Algebraeon

Algebraeon is a computer algebra system written purely in Rust. It implements algorithms for working with matrices, polynomials, algebraic numbers, factorizations, etc. The focus is on exact algebraic computations rather than approximate numerical solutions.

What it can do

Algebraeon can currently do the following:

• Euclids algorithm for GCD and the extended version for obtaining Bezout coefficients.
• Polynomial GCD computations using subresultant pseudo-remainder sequences.
• AKS algorithm for natural number primality testing.
• Matrix algorithms including:
  • Putting a matrix into Hermite normal form.
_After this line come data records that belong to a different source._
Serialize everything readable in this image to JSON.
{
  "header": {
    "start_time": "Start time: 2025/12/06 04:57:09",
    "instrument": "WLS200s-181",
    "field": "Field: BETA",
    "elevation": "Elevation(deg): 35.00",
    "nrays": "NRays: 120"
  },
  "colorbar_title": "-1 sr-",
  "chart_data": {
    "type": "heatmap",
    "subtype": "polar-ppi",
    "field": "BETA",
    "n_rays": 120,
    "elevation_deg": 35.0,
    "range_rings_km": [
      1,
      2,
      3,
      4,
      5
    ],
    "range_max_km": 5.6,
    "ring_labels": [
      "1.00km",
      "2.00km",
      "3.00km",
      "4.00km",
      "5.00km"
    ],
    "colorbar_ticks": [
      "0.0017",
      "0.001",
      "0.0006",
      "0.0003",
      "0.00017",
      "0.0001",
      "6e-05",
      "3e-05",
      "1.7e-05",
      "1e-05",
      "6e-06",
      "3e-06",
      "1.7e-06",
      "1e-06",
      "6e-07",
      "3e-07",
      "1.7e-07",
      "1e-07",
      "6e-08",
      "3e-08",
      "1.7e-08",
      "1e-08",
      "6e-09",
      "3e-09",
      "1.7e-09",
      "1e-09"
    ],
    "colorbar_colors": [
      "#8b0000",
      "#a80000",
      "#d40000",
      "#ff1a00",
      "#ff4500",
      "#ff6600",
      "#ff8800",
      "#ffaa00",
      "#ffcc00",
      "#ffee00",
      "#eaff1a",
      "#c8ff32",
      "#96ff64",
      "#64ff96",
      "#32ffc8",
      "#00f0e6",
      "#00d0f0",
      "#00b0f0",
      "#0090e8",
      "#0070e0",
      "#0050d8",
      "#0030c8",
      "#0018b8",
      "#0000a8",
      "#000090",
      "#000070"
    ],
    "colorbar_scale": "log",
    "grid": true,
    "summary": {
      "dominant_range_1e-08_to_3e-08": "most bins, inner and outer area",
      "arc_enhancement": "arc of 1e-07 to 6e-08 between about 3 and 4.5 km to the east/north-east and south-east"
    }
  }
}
In particular putting it into echelon form.
  • Putting a matrix into Smith normal form.
  • Gram–Schmidt algorithm for orthogonalization and orthonormalization.
  • Putting a matrix into Jordan normal.
  • Finding the general solution to a linear or affine system of equations.
• Polynomial factoring algorithms including:
  • Kronecker's method for factoring polynomials over the integers (slow).
  • Berlekamp-Zassenhaus algorithm for factoring polynomials over the integers.
  • Berlekamp's algorithm for factoring polynomials over finite fields.
  • Trager's algorithm for factoring polynomials over algebraic number fields.
• Expressing symmetric polynomials in terms of elementary symmetric polynomials.
• Computations with algebraic numbers:
  • Real root isolation and arithmetic.
  • Complex root isolation and arithmetic.
• Computations with multiplication tables for small finite groups.
• Todd-Coxeter algorithm for the enumeration of finite index cosets of a finitely generated groups. and much more.

Planned algorithms

• Fast integer factorization.
• LLL basis reduction algorithm.
• Universal cyclotomic field.
• Ideals in algebraic number fields.
• Algebraic closure and Galois theory of finite fields.
• Splitting fields of algebraic number fields.
• Galois groups of algebraic number fields.
• P-adic root approximation and arithmetic.

Usage

Add the required crates to your cargo.toml file

• algebraeon-sets
• algebraeon-groups
• algebraeon-rings

Factoring an polynomials

use algebraeon_rings::{polynomial::polynomial::*, ring_structure::{elements::*, structure::*}};
use malachite_nz::integer::Integer;

let x = &Polynomial::<Integer>::var().into_ergonomic();
let f = (x.pow(30) - 1).into_verbose();
println!("unfactored f = {}", f);
println!("factored   f = {}", f.factor().unwrap());